A los 60 años vuelve al altar, rompe con las expectativas de su familia y revela el sorprendente acuerdo que hizo para recibir a su hijo junto a su pareja mucho menor en plena cima de su carrera
A los 60 años, cuando muchos piensan en jubilarse, vender la casa grande y comprar un sillón cómodo, Raúl Andrade decidió hacer exactamente lo contrario: organizar una boda que nadie veía venir y anunciar, sin temblarle la voz, que será padre por primera vez.
La noticia no solo sorprendió a sus seguidores, sino también a parte de su propia familia, que lo había escuchado repetirse durante años: “yo ya no estoy para cambiar pañales”. Pero ahora, sentado frente a las cámaras y con la sonrisa de quien sabe que está rompiendo su propio guion, Raúl habla de su boda con Margarita “Mara” Vega, 23 años menor que él, y del hijo que ambos esperan.
Lo hace sin esquivar las preguntas incómodas, pero también sin perder ese tono entre irónico y vulnerable que lo ha acompañado durante décadas de carrera televisiva.

“Yo era el primero que decía que a los 60 ya no me casaba”

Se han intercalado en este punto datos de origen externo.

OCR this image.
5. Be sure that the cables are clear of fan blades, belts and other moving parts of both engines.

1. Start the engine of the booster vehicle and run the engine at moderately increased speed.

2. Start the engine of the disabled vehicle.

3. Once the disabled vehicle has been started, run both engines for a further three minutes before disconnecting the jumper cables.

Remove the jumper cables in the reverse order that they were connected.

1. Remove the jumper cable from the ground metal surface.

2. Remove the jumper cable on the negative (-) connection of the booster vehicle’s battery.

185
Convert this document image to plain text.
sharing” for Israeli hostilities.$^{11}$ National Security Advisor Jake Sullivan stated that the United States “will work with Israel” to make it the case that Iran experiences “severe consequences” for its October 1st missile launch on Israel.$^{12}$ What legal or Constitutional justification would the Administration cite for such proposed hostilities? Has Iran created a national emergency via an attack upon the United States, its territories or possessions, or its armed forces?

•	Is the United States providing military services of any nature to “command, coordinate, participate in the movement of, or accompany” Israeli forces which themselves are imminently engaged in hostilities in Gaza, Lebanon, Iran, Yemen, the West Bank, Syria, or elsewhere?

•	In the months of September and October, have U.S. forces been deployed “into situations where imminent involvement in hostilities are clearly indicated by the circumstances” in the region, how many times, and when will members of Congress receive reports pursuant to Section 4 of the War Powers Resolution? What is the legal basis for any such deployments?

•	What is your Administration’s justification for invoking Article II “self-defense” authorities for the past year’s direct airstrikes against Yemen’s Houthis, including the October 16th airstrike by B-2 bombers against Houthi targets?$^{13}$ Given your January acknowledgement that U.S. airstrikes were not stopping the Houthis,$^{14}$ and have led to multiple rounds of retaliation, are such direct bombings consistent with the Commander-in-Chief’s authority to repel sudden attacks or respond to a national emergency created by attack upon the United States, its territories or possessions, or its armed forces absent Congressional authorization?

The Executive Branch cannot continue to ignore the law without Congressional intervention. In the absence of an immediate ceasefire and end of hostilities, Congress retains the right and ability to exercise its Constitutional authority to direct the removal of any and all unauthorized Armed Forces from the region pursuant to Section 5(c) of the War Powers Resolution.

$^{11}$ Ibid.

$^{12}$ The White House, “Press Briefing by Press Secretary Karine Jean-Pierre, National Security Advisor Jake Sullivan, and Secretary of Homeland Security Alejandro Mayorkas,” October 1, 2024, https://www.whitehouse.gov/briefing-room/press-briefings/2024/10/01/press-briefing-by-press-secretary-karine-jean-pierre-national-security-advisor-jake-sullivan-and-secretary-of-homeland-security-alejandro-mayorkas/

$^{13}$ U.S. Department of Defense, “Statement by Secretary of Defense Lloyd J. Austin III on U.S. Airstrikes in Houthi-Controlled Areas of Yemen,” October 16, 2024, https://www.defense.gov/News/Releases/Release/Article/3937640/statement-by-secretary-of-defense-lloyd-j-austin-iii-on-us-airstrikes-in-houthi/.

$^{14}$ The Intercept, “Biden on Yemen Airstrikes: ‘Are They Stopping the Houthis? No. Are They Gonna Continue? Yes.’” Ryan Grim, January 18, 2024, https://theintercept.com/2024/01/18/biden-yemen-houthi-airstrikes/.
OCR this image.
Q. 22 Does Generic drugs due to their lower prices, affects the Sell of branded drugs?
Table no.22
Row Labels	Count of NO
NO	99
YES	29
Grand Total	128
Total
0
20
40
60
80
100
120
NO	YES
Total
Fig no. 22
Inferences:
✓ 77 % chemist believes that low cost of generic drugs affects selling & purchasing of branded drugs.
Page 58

La historia, según la cuenta él mismo, empezó como empiezan muchos cambios grandes en la vida: con una frase lanzada al aire, a medias en broma.
—Yo era el primero que decía: “a los 60 ya no me caso, ni loco” —admite, con una risa corta—. Y mira dónde estoy: casado y con un bebé en camino. La vida tiene un sentido del humor raro.

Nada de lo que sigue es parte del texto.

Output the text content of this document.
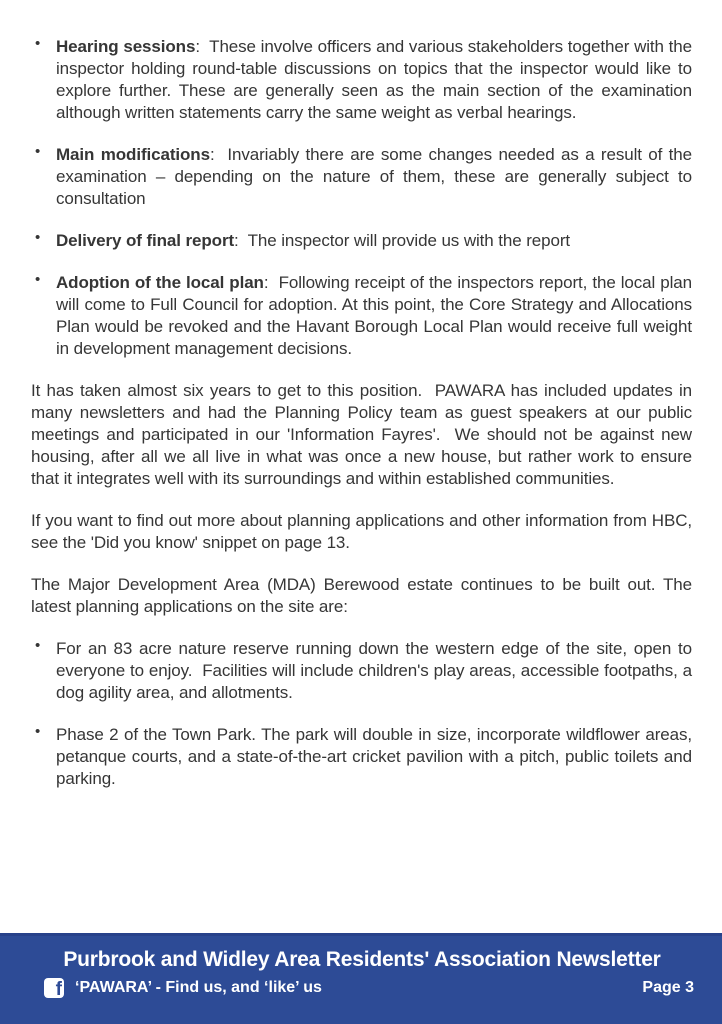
• Hearing sessions:  These involve officers and various stakeholders together with the inspector holding round-table discussions on topics that the inspector would like to explore further. These are generally seen as the main section of the examination although written statements carry the same weight as verbal hearings.

• Main modifications:  Invariably there are some changes needed as a result of the examination – depending on the nature of them, these are generally subject to consultation

• Delivery of final report:  The inspector will provide us with the report

• Adoption of the local plan:  Following receipt of the inspectors report, the local plan will come to Full Council for adoption. At this point, the Core Strategy and Allocations Plan would be revoked and the Havant Borough Local Plan would receive full weight in development management decisions.

It has taken almost six years to get to this position.  PAWARA has included updates in many newsletters and had the Planning Policy team as guest speakers at our public meetings and participated in our 'Information Fayres'.  We should not be against new housing, after all we all live in what was once a new house, but rather work to ensure that it integrates well with its surroundings and within established communities.

If you want to find out more about planning applications and other information from HBC, see the 'Did you know' snippet on page 13.

The Major Development Area (MDA) Berewood estate continues to be built out. The latest planning applications on the site are:

• For an 83 acre nature reserve running down the western edge of the site, open to everyone to enjoy.  Facilities will include children's play areas, accessible footpaths, a dog agility area, and allotments.

• Phase 2 of the Town Park. The park will double in size, incorporate wildflower areas, petanque courts, and a state-of-the-art cricket pavilion with a pitch, public toilets and parking.

Purbrook and Widley Area Residents' Association Newsletter
f ‘PAWARA’ - Find us, and ‘like’ us	Page 3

Raúl no es precisamente nuevo en el tema del amor. Estuvo casado durante más de veinte años, tuvo relaciones públicas y otras que prefería mantener lejos de los reflectores. En varias entrevistas anteriores llegó a asegurar que el matrimonio ya no era para él, que estaba “cansado de firmar papeles” y que prefería las relaciones ligeras, “con maleta propia y casa propia”.
Cuando conoció a Mara, nadie pensó que la historia sería distinta. Ella, actriz y modelo, acostumbrada a scripts, marcas y llamados a las cinco de la mañana. Él, presentador veterano, con su propio ritmo y cierta fama de no querer compromisos “para siempre”.
—La primera vez que la vi —recuerda— fue en un programa en el que vino como invitada. Yo estaba en modo automático: luces, cámaras, chistes. Pero en un corte, mientras el productor gritaba cosas al fondo, ella se giró, me hizo una broma bajito y yo pensé: “ay, esto no estaba en el guion”.
Se agregaron en redes, se encontraron en un evento, coincidieron en una campaña de imagen. Al principio eran solo mensajes sueltos, memes, comentarios sarcásticos sobre la vida en la televisión. Luego vinieron los cafés “rápidos”, los paseos cortos, las llamadas que se alargan hasta la madrugada sin que nadie se dé cuenta.
—Yo pensaba que era una historia más —dice Raúl—. Una etapa bonita, una compañía, alguien con quien reírme. Pero ella no estaba jugando a medio tiempo. Me lo dijo muy claro desde el principio: “tengo mis sueños, mis tiempos y mis metas, y no pienso esconderlos para que alguien no se asuste”.
“No puedo prometerte que no me voy a enamorar”
Mara no entra a la entrevista al principio; lo deja hablar a él. Es más tarde, cuando las preguntas se vuelven inevitables, cuando aparece en el set, con una sonrisa que mezcla timidez y determinación.
—Al principio él decía que todo era ligero —cuenta ella—. Me invitaba a cenar y repetía la frase: “no te preocupes, yo no vengo a complicarte la vida”. Un día me cansé y le dije: “a mí las cosas claras me gustan más que fáciles. No puedo prometerte que no me voy a enamorar”.
Raúl ríe, se lleva la mano al pecho exagerando el gesto.
—Ese día casi huyo —admite—. Soy sincero. Me asustó más esa frase que cualquier ultimátum. No estaba acostumbrado a que alguien pusiera sus cartas sobre la mesa tan pronto.
Pero no huyó. O, mejor dicho, trató de hacerlo a su manera: espaciando los mensajes, cancelando planes con excusas que sonaban más creíbles en su cabeza que en la realidad.
—Me mandaba audios diciendo que estaba “agotado por el programa” —recuerda Mara, divertida—. Y luego lo veía en sus redes subiendo historias desde una cena con amigos. No soy espía, pero tampoco tonta.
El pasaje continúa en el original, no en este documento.